Neuroprotective effects of myristargenol A against glutamate-induced apoptotic HT22 cell death.

Glutamate is an important neurotransmitter in the central nervous system; however, at high concentrations, it causes excitotoxicity and many neurological disorders. Excitotoxicity induces cell death by apoptosis. Thus, factors that can inhibit the apoptotic pathways are a target of drug development for the treatment and prevention of neurodegenerative diseases. Herein, the antioxidative and neuroprotective effects of myristargenol A were examined in glutamate-induced mouse hippocampal neuronal HT22 cells.

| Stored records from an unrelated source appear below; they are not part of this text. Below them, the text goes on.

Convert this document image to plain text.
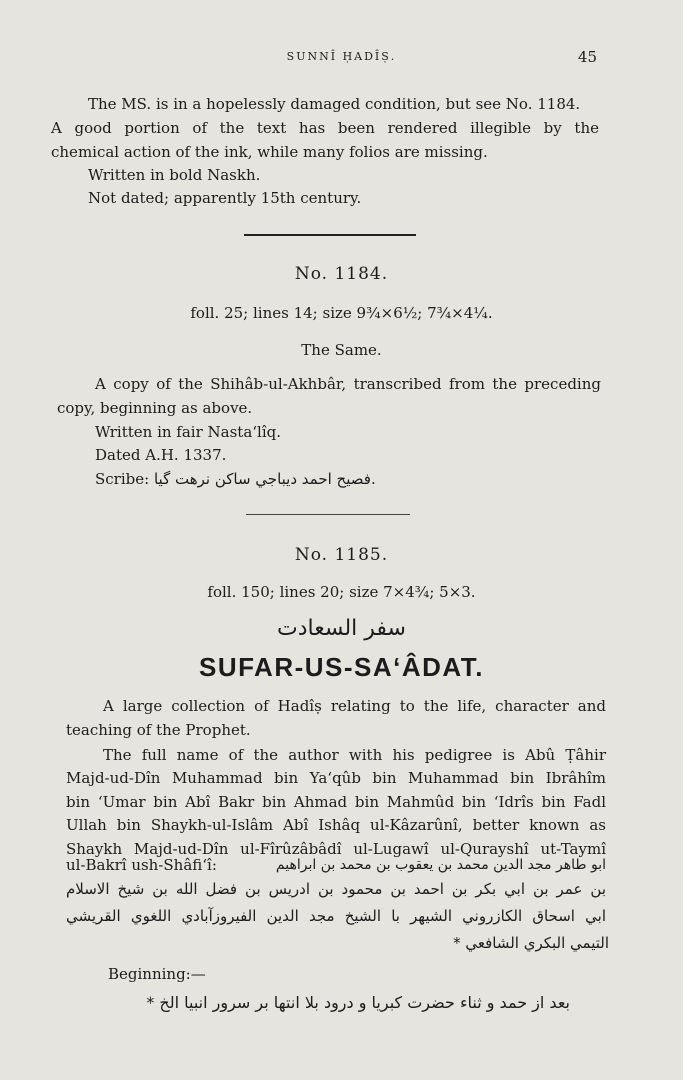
SUNNÎ ḤADÎṢ.	45

The MS. is in a hopelessly damaged condition, but see No. 1184.

A good portion of the text has been rendered illegible by the

chemical action of the ink, while many folios are missing.

Written in bold Naskh.

Not dated; apparently 15th century.

No. 1184.

foll. 25; lines 14; size 9¾×6½; 7¾×4¼.

The Same.

A copy of the Shihâb-ul-Akhbâr, transcribed from the preceding

copy, beginning as above.

Written in fair Nasta‘lîq.

Dated A.H. 1337.

Scribe: فصيح احمد ديباجي ساكن نرهت گيا.

No. 1185.

foll. 150; lines 20; size 7×4¾; 5×3.

سفر السعادت

SUFAR-US-SA‘ÂDAT.

A large collection of Hadîṣ relating to the life, character and

teaching of the Prophet.

The full name of the author with his pedigree is Abû Ṭâhir

Majd-ud-Dîn Muhammad bin Ya‘qûb bin Muhammad bin Ibrâhîm

bin ‘Umar bin Abî Bakr bin Ahmad bin Mahmûd bin ‘Idrîs bin Fadl

Ullah bin Shaykh-ul-Islâm Abî Ishâq ul-Kâzarûnî, better known as

Shaykh Majd-ud-Dîn ul-Fîrûzâbâdî ul-Lugawî ul-Qurayshî ut-Taymî

ul-Bakrî ush-Shâfi‘î:	ابو طاهر مجد الدين محمد بن يعقوب بن محمد بن ابراهيم

بن عمر بن ابي بكر بن احمد بن محمود بن ادريس بن فضل الله بن شيخ الاسلام

ابي اسحاق الكازروني الشيهر با الشيخ مجد الدين الفيروزآبادي اللغوي القريشي

التيمي البكري الشافعي *

Beginning:—

بعد از حمد و ثناء حضرت كبريا و درود بلا انتها بر سرور انبيا الخ *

When the HT22 cells were stressed with glutamate, cell viability decreased to 44.4 ± 5.6% when compared with the case of the control cells (100 ± 4.8%); however, when these cells were treated with myristargenol A (10 μM), the cell viability was increased by 113.6 ± 2.3%. The protective effect of myristargenol A against the apoptosis of glutamate-induced HT22 cells was also confirmed using FITC-annexin V/propidium iodide double staining. In addition, myristargenol A protected the mitochondrial membrane potential (Δ Ψ m ). Subsequently, the expression levels of proteins in the caspase pathway related with the induction of apoptosis were decreased. Moreover, the expression levels of mitochondrial-related proteins, such as Bcl-2 and Bax, were examined, and it was found that the expression ratio of Bax/Bcl-2 decreased. In addition, myristargenol A inhibited the activity of mitogen-activated protein kinases, including p38 and c-Jun N-terminal kinase, for an oxidative stress protection effect but increased the activity of the extracellular signal-regulated kinases 1 and 2 for cell proliferation. These results reveal that myristargenol A possesses a neuroprotective effect against the neuronal cell damage caused by glutamate.